Das wichtigste bei den heissen Temperaturen ist eine ausreichende Flüssigkeitszufuhr. So können problemlos bis zu drei Liter am Tag, bei sportlichen Aktivitäten auch mehr, getrunken werden. Am besten eignen sich Wasser, ungesüsster Tee oder verdünnter Saft. Ein Mangel an Flüssigkeit kann körperliche Beschwerden wie z. B. Konzentrationsstörungen, Übelkeit, Schwindel oder Kopfschmerz hervorrufen. In schlimmeren Fällen können sogar HerzKreislauf-Probleme auftreten.
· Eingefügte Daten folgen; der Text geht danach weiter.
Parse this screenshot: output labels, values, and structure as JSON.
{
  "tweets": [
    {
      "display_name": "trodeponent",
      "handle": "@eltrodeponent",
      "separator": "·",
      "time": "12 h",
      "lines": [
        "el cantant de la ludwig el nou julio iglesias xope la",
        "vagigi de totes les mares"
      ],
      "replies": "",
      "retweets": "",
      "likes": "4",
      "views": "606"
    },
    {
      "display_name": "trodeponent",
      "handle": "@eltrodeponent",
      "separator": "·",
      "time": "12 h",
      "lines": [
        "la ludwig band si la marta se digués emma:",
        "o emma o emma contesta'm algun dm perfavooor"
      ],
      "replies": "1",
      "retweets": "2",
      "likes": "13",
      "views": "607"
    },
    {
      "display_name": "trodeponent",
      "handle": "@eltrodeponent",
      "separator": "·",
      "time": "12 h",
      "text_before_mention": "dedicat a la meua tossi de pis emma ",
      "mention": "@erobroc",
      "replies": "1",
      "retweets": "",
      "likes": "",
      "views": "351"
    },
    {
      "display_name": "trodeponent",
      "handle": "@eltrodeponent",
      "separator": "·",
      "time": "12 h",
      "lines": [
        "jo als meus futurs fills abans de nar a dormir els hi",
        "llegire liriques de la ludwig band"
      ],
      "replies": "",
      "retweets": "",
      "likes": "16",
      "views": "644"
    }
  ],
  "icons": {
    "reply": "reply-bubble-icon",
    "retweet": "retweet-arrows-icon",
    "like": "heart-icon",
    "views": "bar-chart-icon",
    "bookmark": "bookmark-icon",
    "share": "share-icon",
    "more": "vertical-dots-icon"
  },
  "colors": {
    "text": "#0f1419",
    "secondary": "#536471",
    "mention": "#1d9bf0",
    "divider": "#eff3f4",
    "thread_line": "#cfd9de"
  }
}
Am Mittag sollte man den Schatten oder die Kühle des Hauses suchen. Sich besonnen sonnen ist gesund, nicht brutzeln! Längere Aufenthalte im Freien sollten vor allem am Morgen oder Abend stattfinden. Anstrengende Gartenarbeit oder Sport sowieso. Wichtig ist, immer wieder Schattenplätze oder gekühlte Räume aufzusuchen oder eine kurze (Garten-)Dusche zu nehmen, um sich abzukühlen. Eine leichte, helle Bekleidung lässt zudem die Hitze leichter ertragen. Auf schwer verdauliche Kost sollte man eher verzichten, sie belastet den Körper in der Hitze des Sommers besonders stark. Salate, Gemüse und Obst sind angesagt – all das, was die sommerliche Ernte so hergibt.

Wann fängt der Sommer an?








Dieses Jahr beginnt der Sommer am 21. Juni um 5.32 Uhr. Zu diesem Zeitpunkt erreicht die Sonne den nördlichsten Punkt ihrer scheinbaren Bahn – den Punkt der Sommersonnenwende. Am nördlichen Wendekreis steht die Sonne an diesem Tag am Mittag senkrecht am Himmel; am Äquator erreicht sie den niedrigsten Stand von 66,5 Grad. Der 21. Juni ist bei uns der längste Tag des Jahres, und die Sonne erreicht am Mittag die maximale Höhe des Jahres von 66 Grad. Während der Tag bei uns etwa 16 Stunden dauert, wird der Tag in Richtung Norden immer länger; im Gebiet des nördlichen Polarkreises bis zum Nordpol geht die Sonne gar nicht mehr unter (Mitternachtssonne), während sie im Gebiet des südlichen Polarkreises bis zum Südpol gar nicht mehr aufgeht: Am Südpol herrscht Polarnacht. Derweil steht die Sonne am Nordpol 23,5 Grad über dem Horizont, wo sie parallel zu diesem ihre Bahn zieht, also nicht auf- oder untergeht. Die Umlaufbahn der Erde um die Sonne ist leicht elliptisch. Deshalb sind die vier Jahreszeiten nicht gleich lang. Da sich die Erde jeweils Anfang Juli am entferntesten Punkt von der Sonne befindet, umkreist sie diese an dieser Stelle am langsamsten. Anfang Januar ist die Erde am sonnennächsten Punkt und wandert am schnellsten um die Sonne. Infolge der unterschiedlichen Bahngeschwindigkeiten der Erde ist das Winterhalbjahr der Nordhalbkugel etwas kürzer – 179 Tage – als das Sommerhalbjahr mit 186 Tagen.